One concept that people often miss when structuring groups, organizations, or social spaces is the importance of those who aren't here. People who aren't actively present can be just as important for the medium- and long-term future of your project as those who happen to be around right now (sometimes more so!) -- and if you overfit your planning to the people who happen to be around right now, you may end up damaging your long-term prospects.
Here are some examples of what this can look like:
- A king falls into decadence and surrounds himself with flattering courtiers. Whenever he wonders whether things are going in the right direction, the courtiers assure him everything is grand and maneuver to prevent him from learning about any negative developments.
- An online community is meant to represent a wide range of viewpoints and perspectives, but biases in moderation begin to creep in that drive some away. Since the people who don't agree with the current approach have mostly left, polling active users no longer accurately samples the broader community that the space was meant to draw on, but rather the people who happen to agree with the current approach.
- An employer begins to remove people who don't agree with his strategy and hire those who do. Now, everyone in the organization is on the same page with respect to the strategy -- but when that strategy has flaws there are few internal voices that are able to point that out.
- A person who recently moved is having some social difficulties fitting in to a new community she's joined and asks her old friends for advice; because they are already her friends and enjoy her current manner, their advice is not very useful for helping her adapt to a new context!
- A company developing new technology overfixates on their current market and falls prey to Galápagos syndrome; their products become overspecialized with features for their existing group and are no longer competitive in the broader market.
Focusing too much on those who are currently present can be insidious because it can be self-reinforcing; once one is focused on an inappropriately small group of users, confidants, or advisers, it can grow increasingly difficult to bring in information from outside this perspective. Further, one who relies too heavily on a certain perspective can ultimately alter their plans in a direction that further reinforces that small group's desires, driving more of those who don't agree out, and so on.
In order to avoid this cycle, it's important to "look to the river but think of the sea"; in other words, consider not just those that are currently in front of you but also the broader group you hope to reach in the longer term. Solicit outside perspectives or alternate takes and seriously engage with them when making your own plans. In some cases, doing this can be hard -- but that doesn't mean it isn't important.

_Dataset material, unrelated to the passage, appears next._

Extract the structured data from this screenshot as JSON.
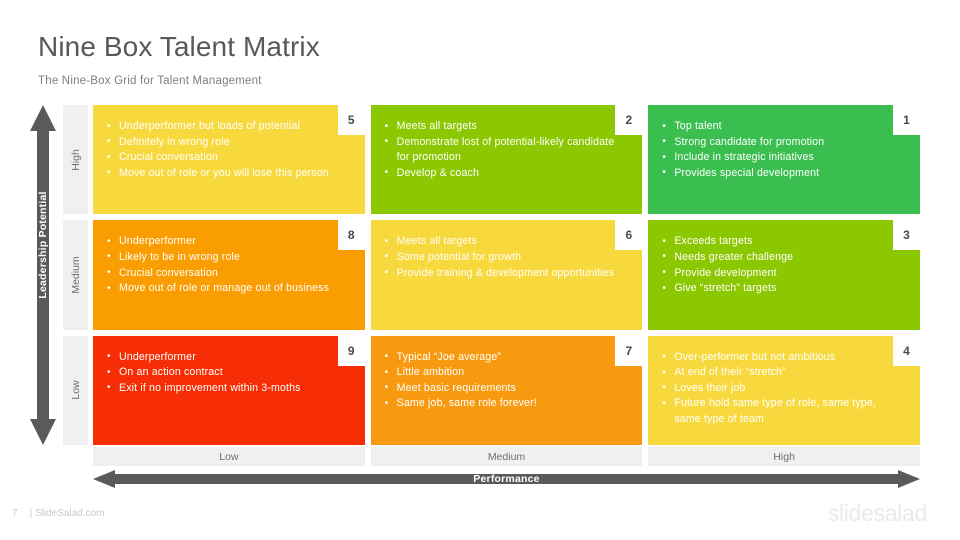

One example of how I put this principle into practice in my own life was with an online event that I run in another community I'm part of. At one point I decided to run a feedback survey as to how to best to run the event, including people's thoughts on how best to make certain controversial decisions. I made sure to circulate that survey both to those who had participated in the latest season of the event and also to those who hadn't!
By surveying not just people for whom the event was already working but also those who weren't participating, I was able to make changes that helped reflect the will not just of the people who were already enjoying the event, but also that of others in the community the event drew from. After having run this survey and made resulting changes, the following season of the event was its most popular ever, with almost twice as many participants.
Now, I'm not saying that making these changes was crucial for bringing all those people in, as there are other factors to consider (increased publicity etc.) -- but I was very satisfied with the result, and I think if I had just polled those already part of the event the result would have been significantly worse.
After all, if you want to make a difference for more than just those you're currently interacting with, it's important to make sure you don't forget yourself in the current milieu!
It's interesting how listening to the people who are present is the default approach but not the optimal one. So we need to go against the grain to listen to those who are not present as well.
Another counterintuitive concept I came across on this forum. Thanks for writing this post!
Consider adding the LessWrong version of this as a link, turning this into a linkpost. Seems good for people seeing either version to be aware of the other one, so they can see comments and such.
Great post, thanks! What are some related concepts for understanding this? Echo chambers and selection effects come to mind, but I wonder if there are other equally related concepts nearby.
One relevant concept might be that of the feedback loop, where the output of a process affects the input. For instance, if you survey only people who are already attending your events as to how to improve them, you might wind up missing ways to improve it for those who didn't attend. After several cycles of this you might wind up with an event that is very appealing for the "in crowd" but which doesn't much appeal to newcomers.